Coffee wasn’t a part of their culture until the arrival of the French, but Vietnam is making up for lost time. Today, the country is the world’s third top coffee exporter, behind Brazil and Colombia, and the drink has become a integral part of the country’s lifestyle. We went to our favorite neighborhood joint, Co Cafe, to learn how to make the perfect cup.
The Vietnamese like their “cà phê” sweet. Real sweet. As if spoonfuls of sugar weren’t enough, they also add sweetened condensed milk. This habit developed because canned condensed milk was easier for the French to import into the country than fresh milk, and the Vietnamese have just rolled with it.
I never sweeten my coffee, so I’ve had a hard time adjusting… Oh, what a liar, I don’t know why I even typed that! It took me like thirty seconds to adjust. The truth is, even for those of us who normally avoid it, Vietnamese coffee tastes better with a touch of sugar. And that’s because they serve it strong. I couldn’t believe the amount of grounds they use for a single cup. Without sugar, it’s tough to get down.
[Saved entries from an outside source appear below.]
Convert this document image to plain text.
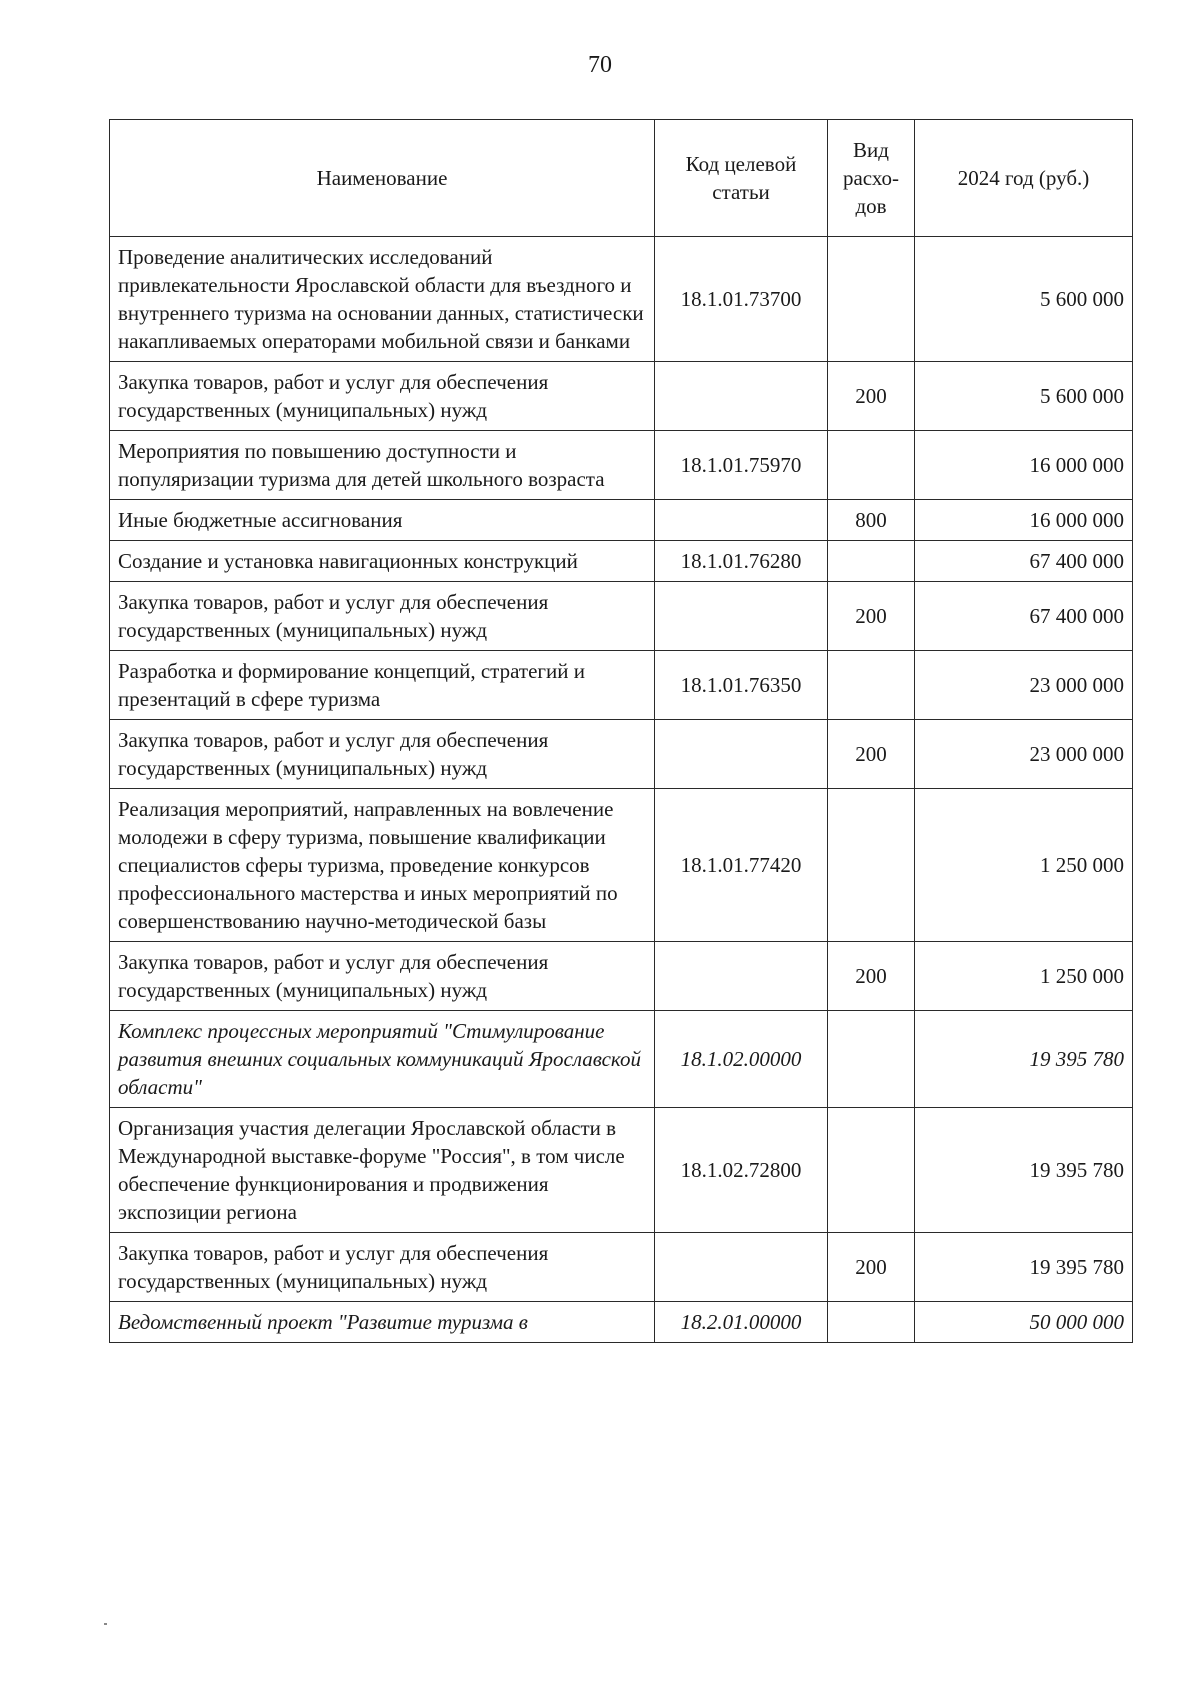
70
Наименование	Код целевой статьи	Вид расхо-дов	2024 год (руб.)
Проведение аналитических исследований привлекательности Ярославской области для въездного и внутреннего туризма на основании данных, статистически накапливаемых операторами мобильной связи и банками	18.1.01.73700		5 600 000
Закупка товаров, работ и услуг для обеспечения государственных (муниципальных) нужд		200	5 600 000
Мероприятия по повышению доступности и популяризации туризма для детей школьного возраста	18.1.01.75970		16 000 000
Иные бюджетные ассигнования		800	16 000 000
Создание и установка навигационных конструкций	18.1.01.76280		67 400 000
Закупка товаров, работ и услуг для обеспечения государственных (муниципальных) нужд		200	67 400 000
Разработка и формирование концепций, стратегий и презентаций в сфере туризма	18.1.01.76350		23 000 000
Закупка товаров, работ и услуг для обеспечения государственных (муниципальных) нужд		200	23 000 000
Реализация мероприятий, направленных на вовлечение молодежи в сферу туризма, повышение квалификации специалистов сферы туризма, проведение конкурсов профессионального мастерства и иных мероприятий по совершенствованию научно-методической базы	18.1.01.77420		1 250 000
Закупка товаров, работ и услуг для обеспечения государственных (муниципальных) нужд		200	1 250 000
Комплекс процессных мероприятий "Стимулирование развития внешних социальных коммуникаций Ярославской области"	18.1.02.00000		19 395 780
Организация участия делегации Ярославской области в Международной выставке-форуме "Россия", в том числе обеспечение функционирования и продвижения экспозиции региона	18.1.02.72800		19 395 780
Закупка товаров, работ и услуг для обеспечения государственных (муниципальных) нужд		200	19 395 780
Ведомственный проект "Развитие туризма в	18.2.01.00000		50 000 000
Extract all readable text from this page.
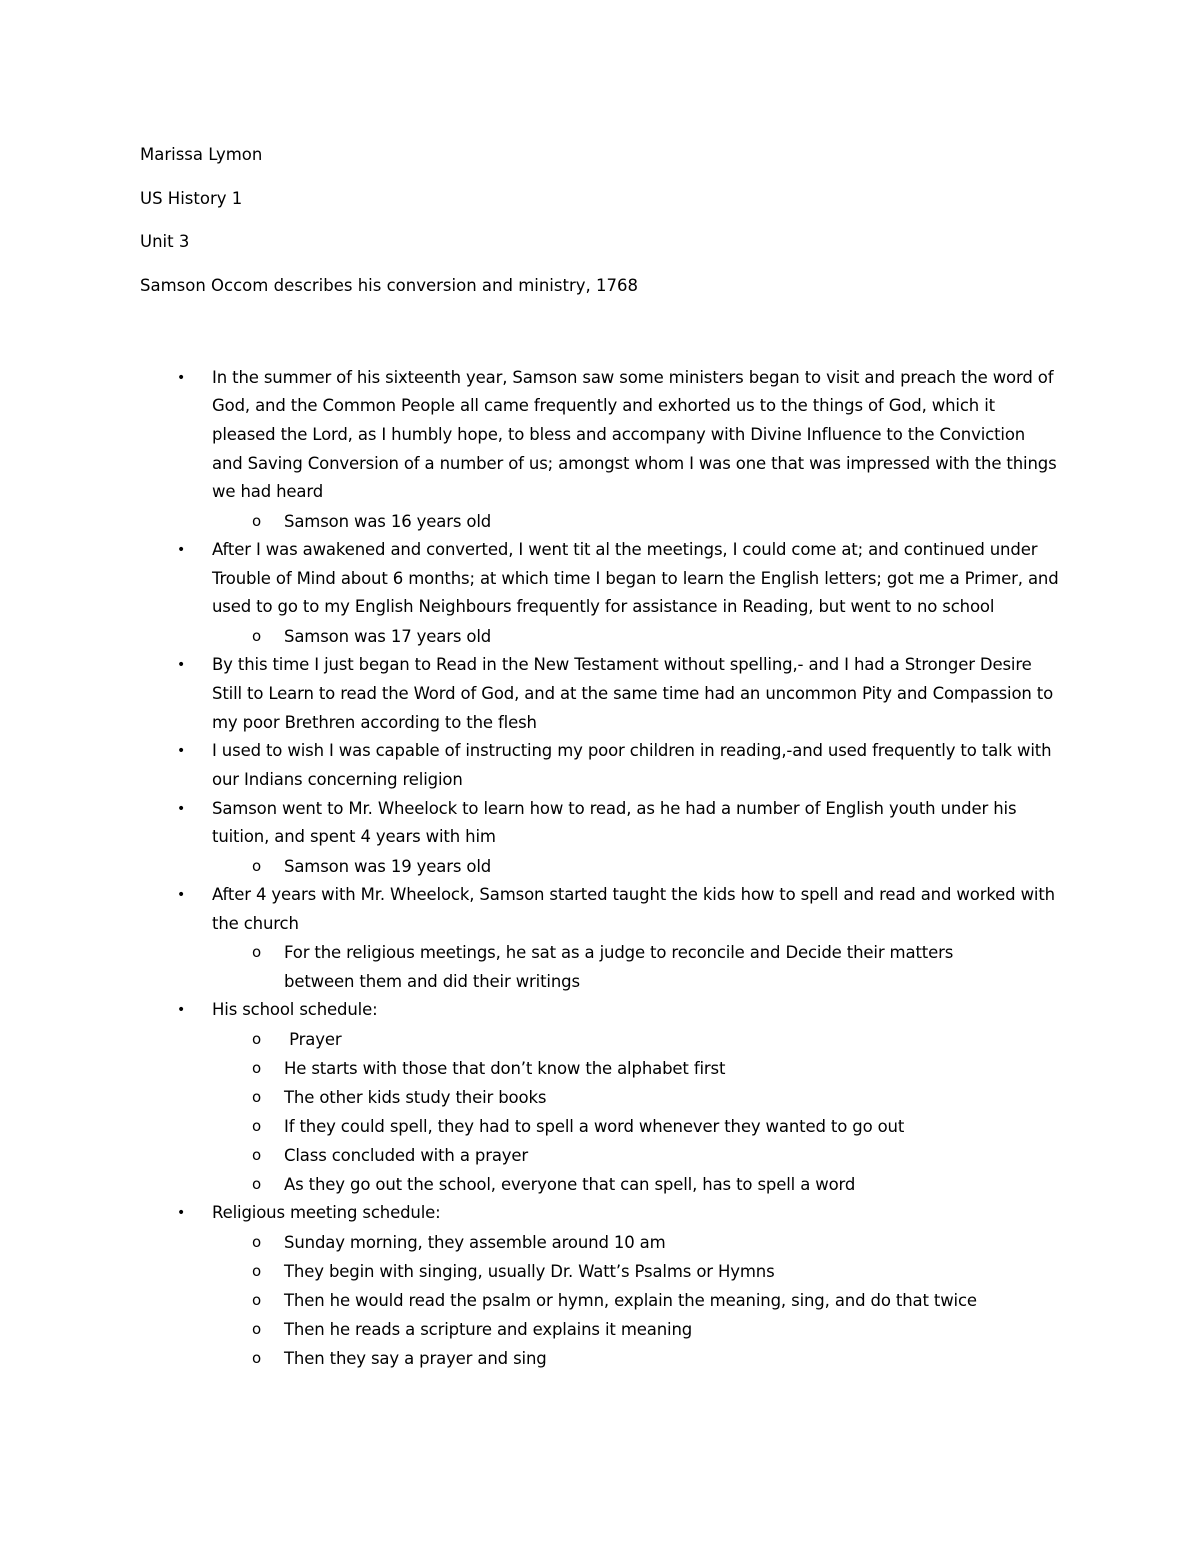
Marissa Lymon
US History 1
Unit 3
Samson Occom describes his conversion and ministry, 1768
• In the summer of his sixteenth year, Samson saw some ministers began to visit and preach the word of God, and the Common People all came frequently and exhorted us to the things of God, which it pleased the Lord, as I humbly hope, to bless and accompany with Divine Influence to the Conviction and Saving Conversion of a number of us; amongst whom I was one that was impressed with the things we had heard
o Samson was 16 years old
• After I was awakened and converted, I went tit al the meetings, I could come at; and continued under Trouble of Mind about 6 months; at which time I began to learn the English letters; got me a Primer, and used to go to my English Neighbours frequently for assistance in Reading, but went to no school
o Samson was 17 years old
• By this time I just began to Read in the New Testament without spelling,- and I had a Stronger Desire Still to Learn to read the Word of God, and at the same time had an uncommon Pity and Compassion to my poor Brethren according to the flesh
• I used to wish I was capable of instructing my poor children in reading,-and used frequently to talk with our Indians concerning religion
• Samson went to Mr. Wheelock to learn how to read, as he had a number of English youth under his tuition, and spent 4 years with him
o Samson was 19 years old
• After 4 years with Mr. Wheelock, Samson started taught the kids how to spell and read and worked with the church
o For the religious meetings, he sat as a judge to reconcile and Decide their matters between them and did their writings
• His school schedule:
o Prayer
o He starts with those that don’t know the alphabet first
o The other kids study their books
o If they could spell, they had to spell a word whenever they wanted to go out
o Class concluded with a prayer
o As they go out the school, everyone that can spell, has to spell a word
• Religious meeting schedule:
o Sunday morning, they assemble around 10 am
o They begin with singing, usually Dr. Watt’s Psalms or Hymns
o Then he would read the psalm or hymn, explain the meaning, sing, and do that twice
o Then he reads a scripture and explains it meaning
o Then they say a prayer and sing
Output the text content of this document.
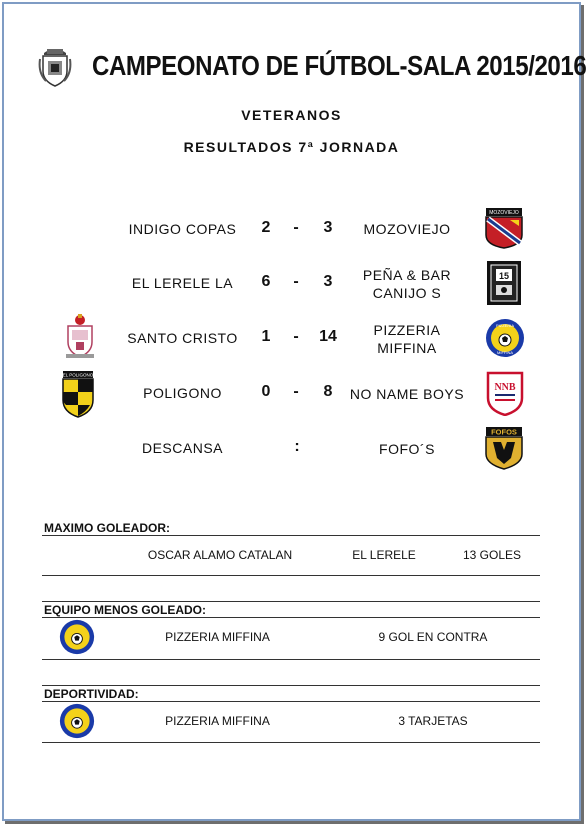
CAMPEONATO DE FÚTBOL-SALA 2015/2016
VETERANOS
RESULTADOS 7ª JORNADA
INDIGO COPAS	2	-	3	MOZOVIEJO
MOZOVIEJO
EL LERELE LA	6	-	3	PEÑA & BAR CANIJO S
15
SANTO CRISTO	1	-	14	PIZZERIA MIFFINA
PIZZERIA
MIFFINA
EL POLIGONO
POLIGONO	0	-	8	NO NAME BOYS	NNB
DESCANSA	:	FOFO´S
FOFOS
MAXIMO GOLEADOR:
OSCAR ALAMO CATALAN	EL LERELE	13 GOLES
EQUIPO MENOS GOLEADO:
PIZZERIA MIFFINA	9 GOL EN CONTRA
DEPORTIVIDAD:
PIZZERIA MIFFINA	3 TARJETAS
The ladies of Co Cafe were happy to teach Jürgen and I how to brew a good cup. We’re no baristas, but luckily this is a simple process. All you need is the coffee, hot water, sugar, and a phin: a little one-cup filter.
First, you scoop a troubling amount of coffee in the filter. My instructor kept saying “more, more” and I was like… “More than five spoonfuls?!!” This is for one person! But apparently, over-indulgence is the primary ingredient in Vietnamese coffee.
Then, you push a perforated press on top of the grinds, and pour out a tiny amount of water, allowing the coffee to soak up some moisture. You wait a little bit, then fill the filter with water and cover it with the cap.
And now comes the hardest part: waiting while it brews drip by agonizing drip. It takes a couple minutes before the coffee even begins to appear, and up to ten minutes to be totally done. I suppose it depends on the coarseness of the grounds used, and how tightly you’ve pressed them down.
Vietnamese coffee at its simplest is now complete: add a little sugar, and you have cà phê đen, or “Black Coffee”. But not too many drink it like this. Cà phê đen đá is much more popular: it’s the black coffee poured over a glass of ice. Even more popular is cà phê sữa đá, which is the aforementioned coffee with condensed milk. And if you’re feeling naughty, you can order cà phê bạc xỉu, with is coffee with extra condensed milk.
The coffee is so easy to make, we bought ourselves a couple filters for home. In the market, you can find them for less than a buck apiece. It’s a good investment; now that we’re addicted, we’re going to still need our Vietnamese coffee, even after leaving the country.